As it happens, Beatrice’s elevation might end up being a stroke of luck for him—and he may end up reconsidering whether she should have “working” status (and the state support that goes with it.) Andrew and Harry have both been necessarily pushed out of the public eye, Andrew because of his sex scandal/involvement with Jeffrey Epstein, and Harry because of his own choice to marry Meghan Markle and leave “the Firm.”
But “Princess Beatrice has great people skills,” notes one inside source. “She comes over as warm, kind and really engaged with the person she’s talking to. She’s a natural diplomat.” Consider the role she played in refurbishing the image of her own mother. “The royal family was quite ready to dispense with Fergie at a certain point,” adds the source. “But because she and her sister were so sweet and got on so well with the queen—it helped smooth those waters.”
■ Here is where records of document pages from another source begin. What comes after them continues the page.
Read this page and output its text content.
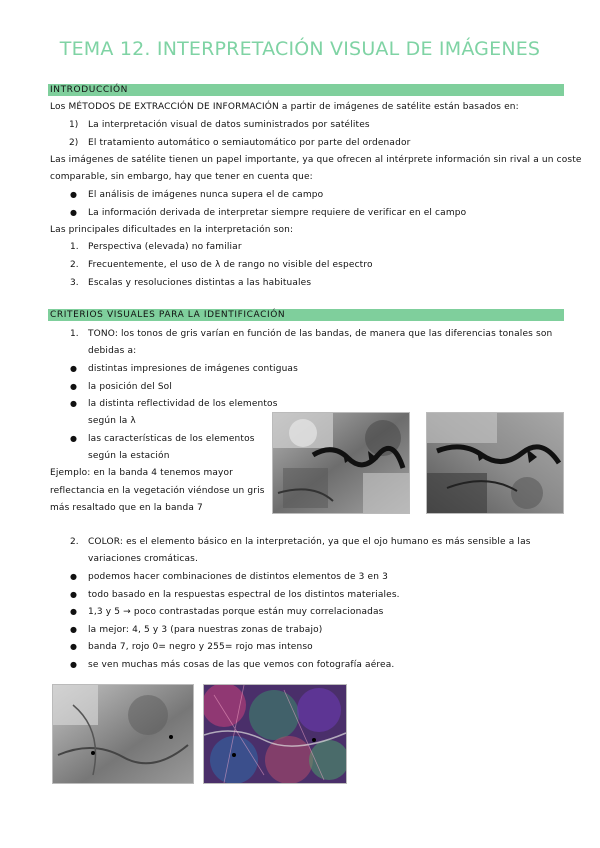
TEMA 12. INTERPRETACIÓN VISUAL DE IMÁGENES
INTRODUCCIÓN
Los MÉTODOS DE EXTRACCIÓN DE INFORMACIÓN a partir de imágenes de satélite están basados en:
1) La interpretación visual de datos suministrados por satélites
2) El tratamiento automático o semiautomático por parte del ordenador
Las imágenes de satélite tienen un papel importante, ya que ofrecen al intérprete información sin rival a un coste
comparable, sin embargo, hay que tener en cuenta que:
● El análisis de imágenes nunca supera el de campo
● La información derivada de interpretar siempre requiere de verificar en el campo
Las principales dificultades en la interpretación son:
1. Perspectiva (elevada) no familiar
2. Frecuentemente, el uso de λ de rango no visible del espectro
3. Escalas y resoluciones distintas a las habituales
CRITERIOS VISUALES PARA LA IDENTIFICACIÓN
1. TONO: los tonos de gris varían en función de las bandas, de manera que las diferencias tonales son
debidas a:
● distintas impresiones de imágenes contiguas
● la posición del Sol
● la distinta reflectividad de los elementos
según la λ
● las características de los elementos
según la estación
Ejemplo: en la banda 4 tenemos mayor
reflectancia en la vegetación viéndose un gris
más resaltado que en la banda 7
2. COLOR: es el elemento básico en la interpretación, ya que el ojo humano es más sensible a las
variaciones cromáticas.
● podemos hacer combinaciones de distintos elementos de 3 en 3
● todo basado en la respuestas espectral de los distintos materiales.
● 1,3 y 5 → poco contrastadas porque están muy correlacionadas
● la mejor: 4, 5 y 3 (para nuestras zonas de trabajo)
● banda 7, rojo 0= negro y 255= rojo mas intenso
● se ven muchas más cosas de las que vemos con fotografía aérea.
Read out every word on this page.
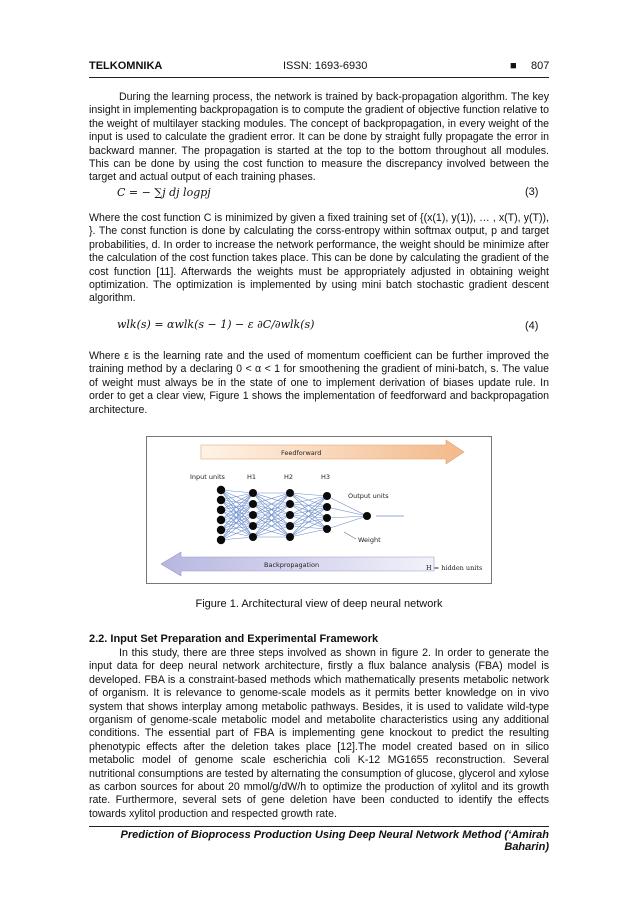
TELKOMNIKA	ISSN: 1693-6930	■ 807

During the learning process, the network is trained by back-propagation algorithm. The key insight in implementing backpropagation is to compute the gradient of objective function relative to the weight of multilayer stacking modules. The concept of backpropagation, in every weight of the input is used to calculate the gradient error. It can be done by straight fully propagate the error in backward manner. The propagation is started at the top to the bottom throughout all modules. This can be done by using the cost function to measure the discrepancy involved between the target and actual output of each training phases.

C = − ∑j dj logpj	(3)

Where the cost function C is minimized by given a fixed training set of {(x(1), y(1)), … , x(T), y(T)), }. The const function is done by calculating the corss-entropy within softmax output, p and target probabilities, d. In order to increase the network performance, the weight should be minimize after the calculation of the cost function takes place. This can be done by calculating the gradient of the cost function [11]. Afterwards the weights must be appropriately adjusted in obtaining weight optimization. The optimization is implemented by using mini batch stochastic gradient descent algorithm.

wlk(s) = αwlk(s − 1) − ε ∂C/∂wlk(s)	(4)

Where ε is the learning rate and the used of momentum coefficient can be further improved the training method by a declaring 0 < α < 1 for smoothening the gradient of mini-batch, s. The value of weight must always be in the state of one to implement derivation of biases update rule. In order to get a clear view, Figure 1 shows the implementation of feedforward and backpropagation architecture.

Feedforward
Input units	H1	H2	H3
Output units
Weight
Backpropagation	H = hidden units
Figure 1. Architectural view of deep neural network
2.2. Input Set Preparation and Experimental Framework

In this study, there are three steps involved as shown in figure 2. In order to generate the input data for deep neural network architecture, firstly a flux balance analysis (FBA) model is developed. FBA is a constraint-based methods which mathematically presents metabolic network of organism. It is relevance to genome-scale models as it permits better knowledge on in vivo system that shows interplay among metabolic pathways. Besides, it is used to validate wild-type organism of genome-scale metabolic model and metabolite characteristics using any additional conditions. The essential part of FBA is implementing gene knockout to predict the resulting phenotypic effects after the deletion takes place [12].The model created based on in silico metabolic model of genome scale escherichia coli K-12 MG1655 reconstruction. Several nutritional consumptions are tested by alternating the consumption of glucose, glycerol and xylose as carbon sources for about 20 mmol/g/dW/h to optimize the production of xylitol and its growth rate. Furthermore, several sets of gene deletion have been conducted to identify the effects towards xylitol production and respected growth rate.

Prediction of Bioprocess Production Using Deep Neural Network Method (‘Amirah Baharin)
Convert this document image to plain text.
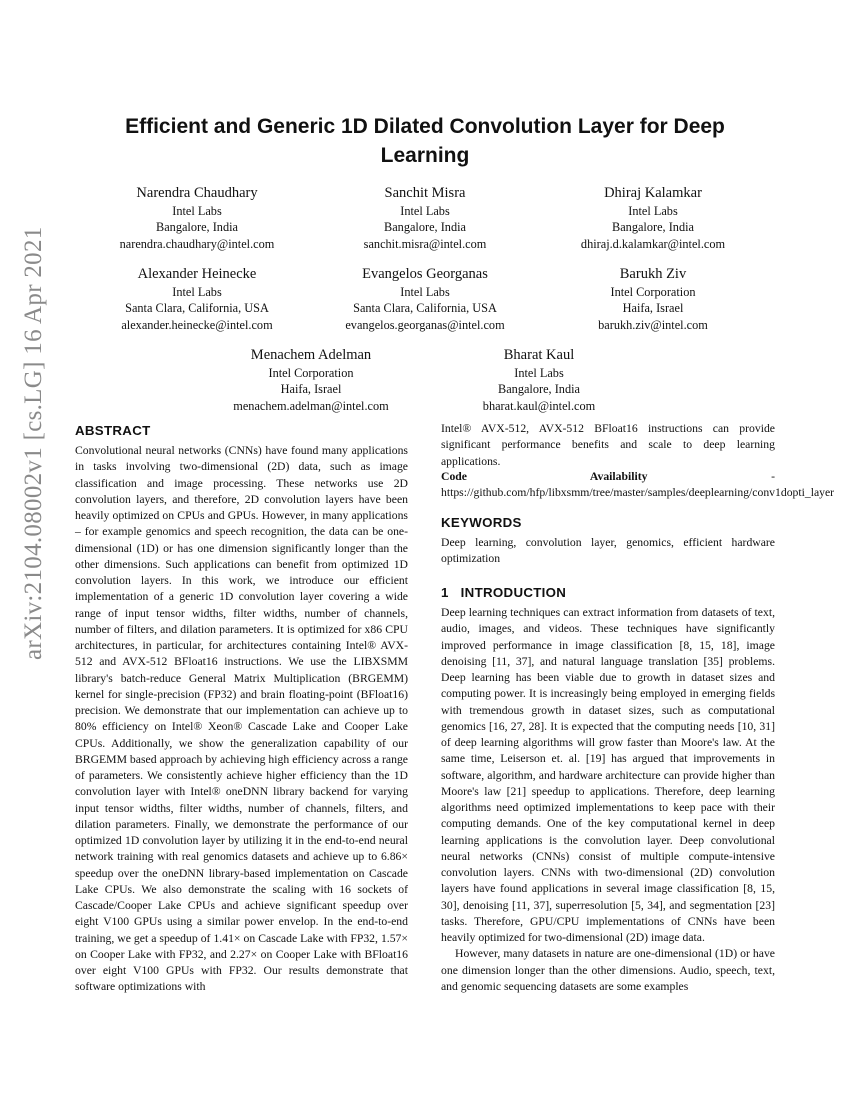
arXiv:2104.08002v1 [cs.LG] 16 Apr 2021
Efficient and Generic 1D Dilated Convolution Layer for Deep Learning
Narendra Chaudhary
Intel Labs
Bangalore, India
narendra.chaudhary@intel.com
Sanchit Misra
Intel Labs
Bangalore, India
sanchit.misra@intel.com
Dhiraj Kalamkar
Intel Labs
Bangalore, India
dhiraj.d.kalamkar@intel.com
Alexander Heinecke
Intel Labs
Santa Clara, California, USA
alexander.heinecke@intel.com
Evangelos Georganas
Intel Labs
Santa Clara, California, USA
evangelos.georganas@intel.com
Barukh Ziv
Intel Corporation
Haifa, Israel
barukh.ziv@intel.com
Menachem Adelman
Intel Corporation
Haifa, Israel
menachem.adelman@intel.com
Bharat Kaul
Intel Labs
Bangalore, India
bharat.kaul@intel.com
ABSTRACT

Convolutional neural networks (CNNs) have found many applications in tasks involving two-dimensional (2D) data, such as image classification and image processing. These networks use 2D convolution layers, and therefore, 2D convolution layers have been heavily optimized on CPUs and GPUs. However, in many applications – for example genomics and speech recognition, the data can be one-dimensional (1D) or has one dimension significantly longer than the other dimensions. Such applications can benefit from optimized 1D convolution layers. In this work, we introduce our efficient implementation of a generic 1D convolution layer covering a wide range of input tensor widths, filter widths, number of channels, number of filters, and dilation parameters. It is optimized for x86 CPU architectures, in particular, for architectures containing Intel® AVX-512 and AVX-512 BFloat16 instructions. We use the LIBXSMM library's batch-reduce General Matrix Multiplication (BRGEMM) kernel for single-precision (FP32) and brain floating-point (BFloat16) precision. We demonstrate that our implementation can achieve up to 80% efficiency on Intel® Xeon® Cascade Lake and Cooper Lake CPUs. Additionally, we show the generalization capability of our BRGEMM based approach by achieving high efficiency across a range of parameters. We consistently achieve higher efficiency than the 1D convolution layer with Intel® oneDNN library backend for varying input tensor widths, filter widths, number of channels, filters, and dilation parameters. Finally, we demonstrate the performance of our optimized 1D convolution layer by utilizing it in the end-to-end neural network training with real genomics datasets and achieve up to 6.86× speedup over the oneDNN library-based implementation on Cascade Lake CPUs. We also demonstrate the scaling with 16 sockets of Cascade/Cooper Lake CPUs and achieve significant speedup over eight V100 GPUs using a similar power envelop. In the end-to-end training, we get a speedup of 1.41× on Cascade Lake with FP32, 1.57× on Cooper Lake with FP32, and 2.27× on Cooper Lake with BFloat16 over eight V100 GPUs with FP32. Our results demonstrate that software optimizations with

Intel® AVX-512, AVX-512 BFloat16 instructions can provide significant performance benefits and scale to deep learning applications.

Code Availability - https://github.com/hfp/libxsmm/tree/master/samples/deeplearning/conv1dopti_layer

KEYWORDS

Deep learning, convolution layer, genomics, efficient hardware optimization

1   INTRODUCTION

Deep learning techniques can extract information from datasets of text, audio, images, and videos. These techniques have significantly improved performance in image classification [8, 15, 18], image denoising [11, 37], and natural language translation [35] problems. Deep learning has been viable due to growth in dataset sizes and computing power. It is increasingly being employed in emerging fields with tremendous growth in dataset sizes, such as computational genomics [16, 27, 28]. It is expected that the computing needs [10, 31] of deep learning algorithms will grow faster than Moore's law. At the same time, Leiserson et. al. [19] has argued that improvements in software, algorithm, and hardware architecture can provide higher than Moore's law [21] speedup to applications. Therefore, deep learning algorithms need optimized implementations to keep pace with their computing demands. One of the key computational kernel in deep learning applications is the convolution layer. Deep convolutional neural networks (CNNs) consist of multiple compute-intensive convolution layers. CNNs with two-dimensional (2D) convolution layers have found applications in several image classification [8, 15, 30], denoising [11, 37], superresolution [5, 34], and segmentation [23] tasks. Therefore, GPU/CPU implementations of CNNs have been heavily optimized for two-dimensional (2D) image data.

However, many datasets in nature are one-dimensional (1D) or have one dimension longer than the other dimensions. Audio, speech, text, and genomic sequencing datasets are some examples
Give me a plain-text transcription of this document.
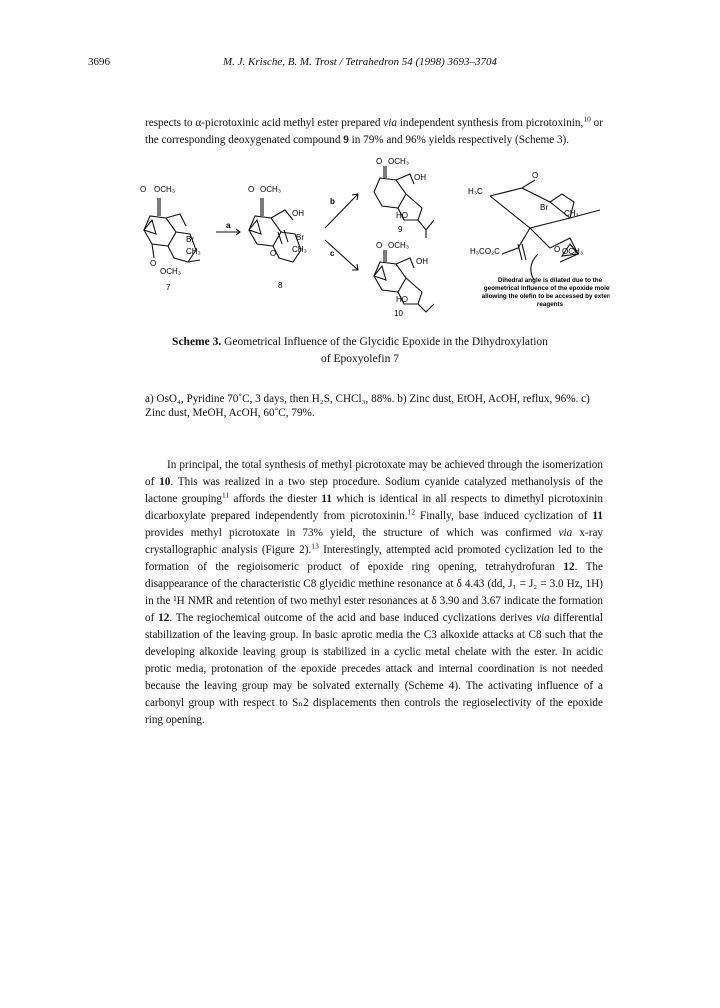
3696	M. J. Krische, B. M. Trost / Tetrahedron 54 (1998) 3693–3704
respects to α-picrotoxinic acid methyl ester prepared via independent synthesis from picrotoxinin,$^{10}$ or the corresponding deoxygenated compound 9 in 79% and 96% yields respectively (Scheme 3).
O OCH₃
Br
CH₃
O
OCH₃
7
a
O OCH₃
OH
Br
CH₃
O
8
b
c
O OCH₃
OH
HO
9
O OCH₃
OH
HO
10
H₃C
O
Br
CH₃
H₃CO₂C	O OCH₃
Dihedral angle is dilated due to the
geometrical influence of the epoxide moiety,
allowing the olefin to be accessed by external
reagents
Scheme 3. Geometrical Influence of the Glycidic Epoxide in the Dihydroxylation
of Epoxyolefin 7
a) OsO₄, Pyridine 70˚C, 3 days, then H₂S, CHCl₃, 88%. b) Zinc dust, EtOH, AcOH, reflux, 96%. c) Zinc dust, MeOH, AcOH, 60˚C, 79%.
In principal, the total synthesis of methyl picrotoxate may be achieved through the isomerization of 10. This was realized in a two step procedure. Sodium cyanide catalyzed methanolysis of the lactone grouping$^{11}$ affords the diester 11 which is identical in all respects to dimethyl picrotoxinin dicarboxylate prepared independently from picrotoxinin.$^{12}$ Finally, base induced cyclization of 11 provides methyl picrotoxate in 73% yield, the structure of which was confirmed via x-ray crystallographic analysis (Figure 2).$^{13}$ Interestingly, attempted acid promoted cyclization led to the formation of the regioisomeric product of epoxide ring opening, tetrahydrofuran 12. The disappearance of the characteristic C8 glycidic methine resonance at δ 4.43 (dd, J₁ = J₂ = 3.0 Hz, 1H) in the ¹H NMR and retention of two methyl ester resonances at δ 3.90 and 3.67 indicate the formation of 12. The regiochemical outcome of the acid and base induced cyclizations derives via differential stabilization of the leaving group. In basic aprotic media the C3 alkoxide attacks at C8 such that the developing alkoxide leaving group is stabilized in a cyclic metal chelate with the ester. In acidic protic media, protonation of the epoxide precedes attack and internal coordination is not needed because the leaving group may be solvated externally (Scheme 4). The activating influence of a carbonyl group with respect to Sₙ2 displacements then controls the regioselectivity of the epoxide ring opening.
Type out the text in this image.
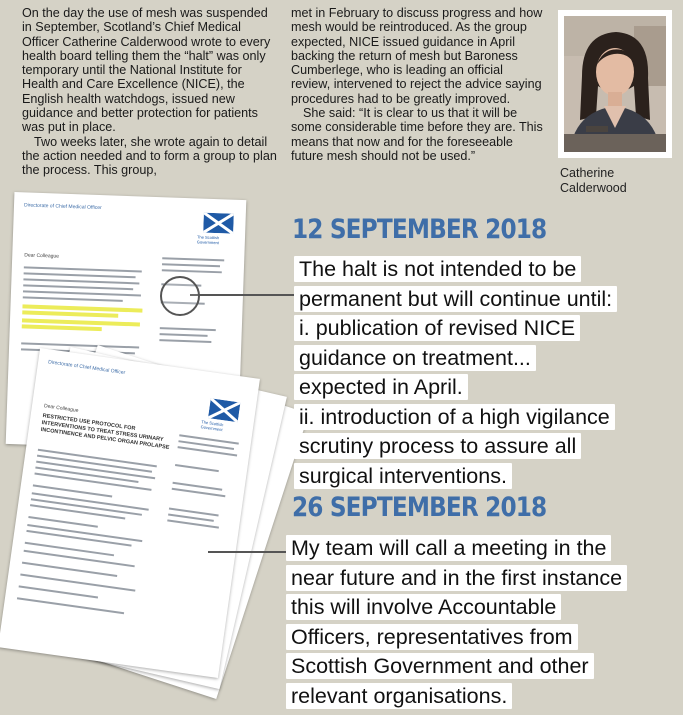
On the day the use of mesh was suspended in September, Scotland’s Chief Medical Officer Catherine Calderwood wrote to every health board telling them the “halt” was only temporary until the National Institute for Health and Care Excellence (NICE), the English health watchdogs, issued new guidance and better protection for patients was put in place.

Two weeks later, she wrote again to detail the action needed and to form a group to plan the process. This group,

met in February to discuss progress and how mesh would be reintroduced. As the group expected, NICE issued guidance in April backing the return of mesh but Baroness Cumberlege, who is leading an official review, intervened to reject the advice saying procedures had to be greatly improved.

She said: “It is clear to us that it will be some considerable time before they are. This means that now and for the foreseeable future mesh should not be used.”

Catherine
Calderwood
Directorate of Chief Medical Officer
The Scottish Government
Dear Colleague
Directorate of Chief Medical Officer
The Scottish Government
Dear Colleague
RESTRICTED USE PROTOCOL FOR INTERVENTIONS TO TREAT STRESS URINARY INCONTINENCE AND PELVIC ORGAN PROLAPSE
12 SEPTEMBER 2018
The halt is not intended to be
permanent but will continue until:
i. publication of revised NICE
guidance on treatment...
expected in April.
ii. introduction of a high vigilance
scrutiny process to assure all
surgical interventions.
26 SEPTEMBER 2018
My team will call a meeting in the
near future and in the first instance
this will involve Accountable
Officers, representatives from
Scottish Government and other
relevant organisations.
Now, her public role in the royal family might expand even beyond her role as Counsellor of State. According to royal historian Marlene Koenig, the Firm may have miscalculated in the ‘90s when they decided that Prince Andrew’s daughters would not become working members of the family in the wake of several scandals that plagued the Windsors at the time (including the divorces of Charles and Princess Diana, Andrew and Fergie, and Anne and her husband Captain Mark Phillips.)
The sisters do not receive an income from the Sovereign Grant, which funds the monarch’s official duties, but they do get money from two trust funds (one established for Fergie when she divorced Andrew and another set up by the late Queen Mother for all of her great-grandchildren).
But with Andrew, Harry and Meghan stepping down from their duties in recent years, there are less royals to carry out official engagements, Koenig told The Express that “may have [the family] rethinking things a little bit.” She added that both Beatrice and her sister, Princess Eugenie, “would be assets as working royals.”
After graduating from Goldsmith College in London with a degree in history, and co-founding her own charity—Big Change—to reform education around the world, Bea, as she’s known to her family and friends, moved to New York City in 2015, where she attended high-profile events like the Met Gala and befriended celebrities including Karlie Kloss. She has worked for Sony, and most recently was employed as vice president of partnerships and strategy at Afiniti.com, an NYC-based technology company.
In September 2019, the princess got engaged to multimillionaire property tycoon Edoardo Mapelli Mozzi, a family friend. After their original wedding plans were scrapped due to the COVID pandemic, they tied the knot in a private ceremony at Windsor Castle in July 2020 that was attended by close family only, including the queen and her husband, Prince Philip.
In a clear sign of her close bond with the monarch, the bride wore a vintage Norman Hartnell gown that belonged to the queen, along with the diamond tiara Elizabeth wore for her own nuptials in 1947. Beatrice and Edoardo, who is an Italian count, welcomed their first child, Sienna Elizabeth, in September 2021. Her middle name was chosen as a nod to the queen.
Even though she wasn’t a working royal, the princess attended several events on the queen’s behalf over the years. In 2019, she was praised by an attendee at the SVC2UK Good Growth Summit for being “an excellent role model for the royal family.” In June 2022, while mingling with the crowd at the Big Jubilee Lunch during the celebration of the queen’s 70th year on the throne, Beatrice paid tribute to the sovereign, saying that she was “very, very lucky” to call her “Granny.”
The princess, who was bullied as a child because of her dyslexia, is patron of several charities with a focus on helping children. “I think life is about the moments, it’s the challenges that make you,” she said in an interview with Hello! magazine in August 2021, calling the learning disability, which her husband also has, “a gift.”
It’s a sentiment the late queen might have voiced herself. And as Beatrice and the royal family move into a new era, it’s this kind of innate compassion that will see the princess power through as she takes on any challenges ahead.